Abstract

The unsymmetrical salphen ligand (3,5-tBu-1-OH-C6H2)CH═N-C6H4-N═CH(3-Ph-1-OH-C6H3) (tBu-PhLH2) was designed and synthesized to support aluminum complexes. Its symmetric analogues, (3,5-tBu-1-OH-C6H2)CH═N-C6H4-N═CH(3,5-tBu-1-OH-C6H2) (tBuLH2) and (3-Ph-1-OH-C6H3)CH═N-C6H4-N═CH(3-Ph-1-OH-C6H3) (PhLH2), were also explored and compared. The methane elimination reactions between ligands and AlMe3 resulted in formation of tBu-PhLAlMe (1), tBuLAlMe (2), and PhLAlMe (3) in high yields, which were characterized by elemental analysis, 1H and 13C NMR. The coordination geometries of unsymmetrical and symmetric ligands in 1 and 2 were studied by X-ray diffractions, which revealed a five-coordinated distorted square-pyramidal geometry around Al centers.
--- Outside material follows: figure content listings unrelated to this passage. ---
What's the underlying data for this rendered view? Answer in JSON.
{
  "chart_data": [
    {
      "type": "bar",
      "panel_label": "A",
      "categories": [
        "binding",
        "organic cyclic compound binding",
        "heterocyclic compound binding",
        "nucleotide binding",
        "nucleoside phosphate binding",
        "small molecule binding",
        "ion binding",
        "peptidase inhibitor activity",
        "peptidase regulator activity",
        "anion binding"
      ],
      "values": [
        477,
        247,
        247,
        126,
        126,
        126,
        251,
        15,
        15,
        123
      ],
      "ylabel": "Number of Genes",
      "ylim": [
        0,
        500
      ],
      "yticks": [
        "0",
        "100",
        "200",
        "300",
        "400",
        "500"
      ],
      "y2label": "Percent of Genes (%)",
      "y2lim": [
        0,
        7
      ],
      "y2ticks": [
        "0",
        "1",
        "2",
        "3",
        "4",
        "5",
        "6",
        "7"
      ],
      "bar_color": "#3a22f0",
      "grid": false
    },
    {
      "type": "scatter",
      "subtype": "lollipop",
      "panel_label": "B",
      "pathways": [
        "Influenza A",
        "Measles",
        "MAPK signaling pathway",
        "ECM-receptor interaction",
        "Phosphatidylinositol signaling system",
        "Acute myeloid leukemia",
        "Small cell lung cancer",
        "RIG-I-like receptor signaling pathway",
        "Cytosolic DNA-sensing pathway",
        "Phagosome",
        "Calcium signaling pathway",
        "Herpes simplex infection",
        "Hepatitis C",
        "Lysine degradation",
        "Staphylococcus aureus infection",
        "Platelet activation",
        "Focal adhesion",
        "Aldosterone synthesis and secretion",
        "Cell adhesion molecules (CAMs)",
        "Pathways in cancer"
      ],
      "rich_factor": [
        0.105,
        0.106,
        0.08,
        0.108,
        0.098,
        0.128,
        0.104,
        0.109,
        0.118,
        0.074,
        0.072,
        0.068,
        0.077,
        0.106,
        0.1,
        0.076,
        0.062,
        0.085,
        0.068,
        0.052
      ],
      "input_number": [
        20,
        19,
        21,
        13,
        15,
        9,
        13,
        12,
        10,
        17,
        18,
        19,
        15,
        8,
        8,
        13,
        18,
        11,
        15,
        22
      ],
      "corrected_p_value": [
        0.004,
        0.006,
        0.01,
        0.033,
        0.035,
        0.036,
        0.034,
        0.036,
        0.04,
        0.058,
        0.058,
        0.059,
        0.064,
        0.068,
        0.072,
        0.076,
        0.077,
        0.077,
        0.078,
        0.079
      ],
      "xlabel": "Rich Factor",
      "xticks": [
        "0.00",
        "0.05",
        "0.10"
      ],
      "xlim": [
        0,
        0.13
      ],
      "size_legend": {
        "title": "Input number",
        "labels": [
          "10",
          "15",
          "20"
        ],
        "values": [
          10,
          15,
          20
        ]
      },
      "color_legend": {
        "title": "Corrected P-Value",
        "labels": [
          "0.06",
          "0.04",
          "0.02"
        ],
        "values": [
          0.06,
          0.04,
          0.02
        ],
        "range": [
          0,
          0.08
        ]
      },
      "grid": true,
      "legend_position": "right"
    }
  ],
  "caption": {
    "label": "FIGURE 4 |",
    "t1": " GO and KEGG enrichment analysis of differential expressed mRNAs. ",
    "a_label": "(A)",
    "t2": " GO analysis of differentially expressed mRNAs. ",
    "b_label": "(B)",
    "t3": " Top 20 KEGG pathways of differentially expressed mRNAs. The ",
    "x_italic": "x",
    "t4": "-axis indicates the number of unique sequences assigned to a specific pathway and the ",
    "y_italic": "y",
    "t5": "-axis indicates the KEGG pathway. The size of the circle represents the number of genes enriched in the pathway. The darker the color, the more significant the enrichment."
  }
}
The aluminum methyl compounds 1–3 reacted with BnOH at 70 °C to give tBu-PhLAlOBn (4), tBuLAlOBn (5), and PhLAlOBn (6), respectively, which existed as monometallic species in solution as indicated by NMR studies. However, the aluminum isopropoxide prepared by the reaction of tBu-PhLH2 with 1 equiv of Al(OiPr)3 contained three species, one monometallic tBu-PhLAlOiPr (7) and two bridged dimers μ-O2-(cis-tBu-PhLAlOiPr)2 (8) and μ-O2-(trans-tBu-PhLAlOiPr)2 (9). The catalytic performances of unsymmetrical 4 for the ring-opening polymerization of racemic lactide (rac-LA) were preliminarily studied and compared to those of symmetric 5 and 6.